Government deficit spending = money circulating in the economy keeping everyone in it healthy. How long will it take to get the message out that this is about what kind of society we want and what investment we think should be made for the future?
Deborah,
It’s actually a lot worse than you suggest. The Government has just pushed it’s budget deficit down to about 4.5%. If that extra money stayed in the economy to stimulate growth that would be fine but there’s also an external deficit in trade and other financial transactions to consider which is about 5% of GDP.
So even with what many economists might consider to be high budget deficit the economy is losing spending power overall.

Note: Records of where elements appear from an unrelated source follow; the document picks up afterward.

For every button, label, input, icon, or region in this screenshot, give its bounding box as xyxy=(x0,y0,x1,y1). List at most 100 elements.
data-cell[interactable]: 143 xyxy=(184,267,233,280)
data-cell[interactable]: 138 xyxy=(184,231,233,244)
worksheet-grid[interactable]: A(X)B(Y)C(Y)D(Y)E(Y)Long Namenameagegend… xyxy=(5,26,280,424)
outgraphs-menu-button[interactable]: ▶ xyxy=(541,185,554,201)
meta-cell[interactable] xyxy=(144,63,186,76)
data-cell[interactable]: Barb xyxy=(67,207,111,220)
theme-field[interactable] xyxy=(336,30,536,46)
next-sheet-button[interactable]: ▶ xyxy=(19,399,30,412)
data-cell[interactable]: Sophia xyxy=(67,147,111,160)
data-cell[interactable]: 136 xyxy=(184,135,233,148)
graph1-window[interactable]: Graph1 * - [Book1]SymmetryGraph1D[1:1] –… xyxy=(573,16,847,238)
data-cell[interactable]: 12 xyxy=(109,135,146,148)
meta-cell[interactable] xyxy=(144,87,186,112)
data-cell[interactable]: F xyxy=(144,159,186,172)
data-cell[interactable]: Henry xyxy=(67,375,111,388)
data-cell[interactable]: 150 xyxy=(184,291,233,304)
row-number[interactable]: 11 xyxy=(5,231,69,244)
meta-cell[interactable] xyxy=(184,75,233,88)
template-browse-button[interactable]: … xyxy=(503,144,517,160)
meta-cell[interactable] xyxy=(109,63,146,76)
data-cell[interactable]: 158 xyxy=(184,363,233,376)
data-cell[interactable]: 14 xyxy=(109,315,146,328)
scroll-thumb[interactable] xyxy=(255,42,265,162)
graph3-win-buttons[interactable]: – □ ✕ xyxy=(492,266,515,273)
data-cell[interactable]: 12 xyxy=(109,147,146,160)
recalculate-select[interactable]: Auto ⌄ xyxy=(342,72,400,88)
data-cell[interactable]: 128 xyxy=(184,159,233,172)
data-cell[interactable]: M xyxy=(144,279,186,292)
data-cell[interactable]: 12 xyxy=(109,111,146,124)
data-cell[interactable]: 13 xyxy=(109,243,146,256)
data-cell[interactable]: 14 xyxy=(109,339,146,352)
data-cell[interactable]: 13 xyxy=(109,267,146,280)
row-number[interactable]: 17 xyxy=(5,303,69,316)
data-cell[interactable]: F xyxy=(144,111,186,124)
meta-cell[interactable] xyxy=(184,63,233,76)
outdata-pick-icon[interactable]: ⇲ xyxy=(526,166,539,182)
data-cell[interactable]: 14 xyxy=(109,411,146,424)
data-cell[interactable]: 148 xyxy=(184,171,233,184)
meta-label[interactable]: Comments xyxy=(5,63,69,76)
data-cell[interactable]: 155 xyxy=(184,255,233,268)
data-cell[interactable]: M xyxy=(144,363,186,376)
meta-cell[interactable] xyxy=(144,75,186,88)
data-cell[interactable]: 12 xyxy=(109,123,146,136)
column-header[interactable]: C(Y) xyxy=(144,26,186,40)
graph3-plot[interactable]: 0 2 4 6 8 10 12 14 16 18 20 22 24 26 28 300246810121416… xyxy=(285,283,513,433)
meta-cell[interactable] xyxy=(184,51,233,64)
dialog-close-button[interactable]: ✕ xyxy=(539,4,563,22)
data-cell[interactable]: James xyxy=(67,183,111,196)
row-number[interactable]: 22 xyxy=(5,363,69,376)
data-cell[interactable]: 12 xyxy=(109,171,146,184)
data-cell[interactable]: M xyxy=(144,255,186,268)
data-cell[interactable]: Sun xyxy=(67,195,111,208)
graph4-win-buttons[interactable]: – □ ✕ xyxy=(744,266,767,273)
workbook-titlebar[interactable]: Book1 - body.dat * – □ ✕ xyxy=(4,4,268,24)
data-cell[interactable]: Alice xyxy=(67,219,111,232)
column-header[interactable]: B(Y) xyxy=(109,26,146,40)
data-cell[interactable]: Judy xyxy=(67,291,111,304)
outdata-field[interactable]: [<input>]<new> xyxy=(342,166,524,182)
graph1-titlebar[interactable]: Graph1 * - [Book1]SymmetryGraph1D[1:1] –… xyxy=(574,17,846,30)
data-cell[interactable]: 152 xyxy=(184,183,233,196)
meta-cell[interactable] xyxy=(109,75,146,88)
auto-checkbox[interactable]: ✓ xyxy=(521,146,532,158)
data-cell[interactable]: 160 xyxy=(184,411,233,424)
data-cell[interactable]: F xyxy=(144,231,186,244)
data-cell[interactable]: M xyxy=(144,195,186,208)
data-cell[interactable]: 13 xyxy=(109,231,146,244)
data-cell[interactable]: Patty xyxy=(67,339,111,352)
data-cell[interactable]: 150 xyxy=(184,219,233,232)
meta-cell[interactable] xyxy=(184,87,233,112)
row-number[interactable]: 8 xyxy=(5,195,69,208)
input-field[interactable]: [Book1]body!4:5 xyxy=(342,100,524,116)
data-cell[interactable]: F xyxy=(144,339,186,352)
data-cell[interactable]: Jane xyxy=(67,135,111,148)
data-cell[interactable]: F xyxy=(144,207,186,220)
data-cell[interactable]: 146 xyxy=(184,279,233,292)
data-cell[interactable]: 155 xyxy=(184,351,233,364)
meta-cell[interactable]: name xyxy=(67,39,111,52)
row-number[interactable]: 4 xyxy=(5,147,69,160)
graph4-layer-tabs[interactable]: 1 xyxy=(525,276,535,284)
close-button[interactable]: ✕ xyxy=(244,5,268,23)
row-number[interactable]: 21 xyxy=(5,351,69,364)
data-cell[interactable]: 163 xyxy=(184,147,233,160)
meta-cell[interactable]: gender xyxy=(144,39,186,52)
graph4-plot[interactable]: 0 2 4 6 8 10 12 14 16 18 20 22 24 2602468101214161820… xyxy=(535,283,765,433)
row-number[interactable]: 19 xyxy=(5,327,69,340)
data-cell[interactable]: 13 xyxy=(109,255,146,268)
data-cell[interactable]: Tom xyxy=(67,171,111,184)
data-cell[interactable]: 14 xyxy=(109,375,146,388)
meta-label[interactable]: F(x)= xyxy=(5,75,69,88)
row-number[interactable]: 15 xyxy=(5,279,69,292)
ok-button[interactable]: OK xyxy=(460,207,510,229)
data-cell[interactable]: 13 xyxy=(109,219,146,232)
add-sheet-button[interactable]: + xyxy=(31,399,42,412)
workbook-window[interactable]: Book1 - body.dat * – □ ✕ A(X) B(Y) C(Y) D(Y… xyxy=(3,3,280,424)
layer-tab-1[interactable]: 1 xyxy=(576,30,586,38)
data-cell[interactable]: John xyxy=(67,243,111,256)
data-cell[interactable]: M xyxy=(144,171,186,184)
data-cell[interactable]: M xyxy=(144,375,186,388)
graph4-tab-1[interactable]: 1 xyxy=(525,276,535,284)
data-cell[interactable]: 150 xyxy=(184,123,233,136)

This will inevitably bring on a new economic crash in the next year or two unless it is immediately reversed.
The options, in order of sensibility, for the government would be:
1) Increase spending on the NHS, education, infrastructure projects etc, put VAT back to 15%, and run a budget deficit of something like 7-8% to stimulate the economy. Only when inflation became an issue would it need to back off a little.
2) Keep the deficit as it is but devalue the pound to bring exports and imports into more equal balance.
3) Carry on as it is doing, cutting spending and raising taxes, which will certainly crash the economy!